When I think back to my wonder years as a middle school student, some of my fondest memories were those made on field trips to Orchestra Hall for the Sphinx Competition or to the ISKCON Temple of Detroit. Getting out of class, leaving the school and traveling to a new destination was always exciting to me because these adventures allowed me to discover something new.
As part of my role as the Operations Coordinator at the University YES Academy, I have worked as a chaperone for field trips to the Detroit Institute of the Arts and the University of Michigan. The core of the University YES Academy’s mission is to close the achievement gap by providing an academic environment that prepares Detroit’s young scholars for four-year colleges or universities. UYA’s rigorous curriculum paired with experiential learning supports and motivates our students to achieve academic success.

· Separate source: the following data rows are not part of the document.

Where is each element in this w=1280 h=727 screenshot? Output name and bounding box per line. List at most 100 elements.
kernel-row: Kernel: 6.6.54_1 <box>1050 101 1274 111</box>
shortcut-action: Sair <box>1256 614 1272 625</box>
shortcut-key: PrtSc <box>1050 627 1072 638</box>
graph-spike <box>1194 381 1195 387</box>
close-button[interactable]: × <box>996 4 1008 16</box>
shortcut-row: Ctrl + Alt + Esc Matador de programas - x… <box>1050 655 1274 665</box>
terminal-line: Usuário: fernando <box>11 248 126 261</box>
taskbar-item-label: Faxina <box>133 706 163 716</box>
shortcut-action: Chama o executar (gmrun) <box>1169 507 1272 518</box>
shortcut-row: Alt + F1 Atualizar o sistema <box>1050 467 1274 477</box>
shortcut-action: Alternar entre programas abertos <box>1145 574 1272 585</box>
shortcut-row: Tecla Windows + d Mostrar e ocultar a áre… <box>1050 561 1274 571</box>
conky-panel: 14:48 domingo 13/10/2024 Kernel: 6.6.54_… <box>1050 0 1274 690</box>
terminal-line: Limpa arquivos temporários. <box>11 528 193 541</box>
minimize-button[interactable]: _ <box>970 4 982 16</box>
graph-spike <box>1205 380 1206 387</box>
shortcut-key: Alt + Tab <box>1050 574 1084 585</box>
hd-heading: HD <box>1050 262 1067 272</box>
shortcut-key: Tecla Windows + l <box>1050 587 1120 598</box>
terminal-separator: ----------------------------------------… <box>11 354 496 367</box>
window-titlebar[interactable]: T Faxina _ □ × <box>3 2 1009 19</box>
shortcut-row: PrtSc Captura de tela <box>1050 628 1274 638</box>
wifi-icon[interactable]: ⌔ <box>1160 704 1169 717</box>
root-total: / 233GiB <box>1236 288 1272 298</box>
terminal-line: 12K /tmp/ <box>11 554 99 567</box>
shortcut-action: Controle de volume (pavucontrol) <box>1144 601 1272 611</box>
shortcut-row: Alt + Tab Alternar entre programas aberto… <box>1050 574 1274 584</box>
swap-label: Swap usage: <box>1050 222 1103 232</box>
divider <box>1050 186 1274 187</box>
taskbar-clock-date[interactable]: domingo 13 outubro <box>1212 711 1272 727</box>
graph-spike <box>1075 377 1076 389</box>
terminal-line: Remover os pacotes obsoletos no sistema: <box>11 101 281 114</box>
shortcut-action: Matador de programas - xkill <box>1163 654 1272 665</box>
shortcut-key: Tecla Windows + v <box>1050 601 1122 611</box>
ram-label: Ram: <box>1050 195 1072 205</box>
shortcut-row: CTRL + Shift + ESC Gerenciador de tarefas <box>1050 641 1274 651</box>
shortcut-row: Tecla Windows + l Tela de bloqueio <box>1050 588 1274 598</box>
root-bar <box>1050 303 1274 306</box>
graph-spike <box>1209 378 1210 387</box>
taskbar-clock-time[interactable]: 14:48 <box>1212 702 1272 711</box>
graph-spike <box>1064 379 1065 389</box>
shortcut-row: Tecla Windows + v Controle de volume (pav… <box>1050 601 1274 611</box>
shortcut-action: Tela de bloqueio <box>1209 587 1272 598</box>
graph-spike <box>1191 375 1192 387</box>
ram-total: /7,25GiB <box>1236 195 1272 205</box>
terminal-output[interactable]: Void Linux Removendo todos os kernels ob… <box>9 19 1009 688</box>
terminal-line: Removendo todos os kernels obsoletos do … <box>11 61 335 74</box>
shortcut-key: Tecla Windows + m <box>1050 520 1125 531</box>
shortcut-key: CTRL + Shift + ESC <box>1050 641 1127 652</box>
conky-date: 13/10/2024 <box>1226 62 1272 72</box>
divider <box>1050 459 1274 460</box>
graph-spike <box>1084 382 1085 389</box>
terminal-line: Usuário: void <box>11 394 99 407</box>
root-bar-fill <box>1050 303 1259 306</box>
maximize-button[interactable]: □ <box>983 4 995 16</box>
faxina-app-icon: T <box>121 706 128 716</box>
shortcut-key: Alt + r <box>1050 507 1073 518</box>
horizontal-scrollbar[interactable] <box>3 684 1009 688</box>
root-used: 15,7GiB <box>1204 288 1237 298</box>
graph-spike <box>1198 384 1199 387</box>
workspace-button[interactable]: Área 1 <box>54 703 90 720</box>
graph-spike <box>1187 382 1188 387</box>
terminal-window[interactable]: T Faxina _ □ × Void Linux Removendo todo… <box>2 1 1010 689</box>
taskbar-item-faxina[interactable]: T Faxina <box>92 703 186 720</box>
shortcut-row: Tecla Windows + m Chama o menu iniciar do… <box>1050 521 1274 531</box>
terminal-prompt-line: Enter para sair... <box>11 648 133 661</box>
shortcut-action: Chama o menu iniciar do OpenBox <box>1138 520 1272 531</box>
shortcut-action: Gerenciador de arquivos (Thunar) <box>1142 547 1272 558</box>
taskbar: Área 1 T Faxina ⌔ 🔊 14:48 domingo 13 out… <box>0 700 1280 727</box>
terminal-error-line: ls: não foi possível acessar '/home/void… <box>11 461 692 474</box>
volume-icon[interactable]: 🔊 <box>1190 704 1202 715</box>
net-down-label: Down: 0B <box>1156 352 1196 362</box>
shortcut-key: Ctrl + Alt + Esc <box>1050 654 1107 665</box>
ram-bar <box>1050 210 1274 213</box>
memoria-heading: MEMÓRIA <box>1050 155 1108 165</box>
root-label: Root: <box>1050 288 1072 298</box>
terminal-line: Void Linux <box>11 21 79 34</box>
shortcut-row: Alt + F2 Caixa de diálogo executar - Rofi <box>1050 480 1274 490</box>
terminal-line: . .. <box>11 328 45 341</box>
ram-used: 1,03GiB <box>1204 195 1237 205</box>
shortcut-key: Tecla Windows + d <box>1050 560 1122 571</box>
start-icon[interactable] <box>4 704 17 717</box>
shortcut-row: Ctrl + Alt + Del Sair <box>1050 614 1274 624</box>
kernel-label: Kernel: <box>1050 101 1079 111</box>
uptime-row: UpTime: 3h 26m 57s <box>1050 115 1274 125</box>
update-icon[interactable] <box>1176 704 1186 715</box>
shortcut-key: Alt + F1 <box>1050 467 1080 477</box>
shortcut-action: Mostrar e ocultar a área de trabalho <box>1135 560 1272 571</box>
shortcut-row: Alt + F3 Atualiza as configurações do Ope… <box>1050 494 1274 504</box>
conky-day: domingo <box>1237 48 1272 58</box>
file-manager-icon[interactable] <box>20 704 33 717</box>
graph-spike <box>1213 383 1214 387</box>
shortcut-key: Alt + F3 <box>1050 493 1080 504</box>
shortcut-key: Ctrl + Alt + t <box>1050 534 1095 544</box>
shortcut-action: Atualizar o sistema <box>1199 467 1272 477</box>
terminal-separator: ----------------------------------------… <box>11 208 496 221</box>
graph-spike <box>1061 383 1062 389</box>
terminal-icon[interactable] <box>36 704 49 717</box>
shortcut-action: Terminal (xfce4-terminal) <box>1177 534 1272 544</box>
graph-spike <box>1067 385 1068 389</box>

Guiding the UYA scholars through their enriched experiences outside of the school campus certainly helps me see the impact University YES Academy has in the lives of our scholars. Educating Detroit’s youth is not only about bottom line test results, but it’s also about creating an education system that embraces qualitative and quantitative measures of achievement. In Detroit, those meaningful interactions a student makes with the DIA’s Hale Woodruff painting Ancestral Memory or their first step in the U of M undergraduate library are steps toward building a better education system for our youth. As a Challenge Detroit Fellow, I am grateful that I have the chance to be apart of a work community that strives to be a positive agent of change in Detroit’s education system.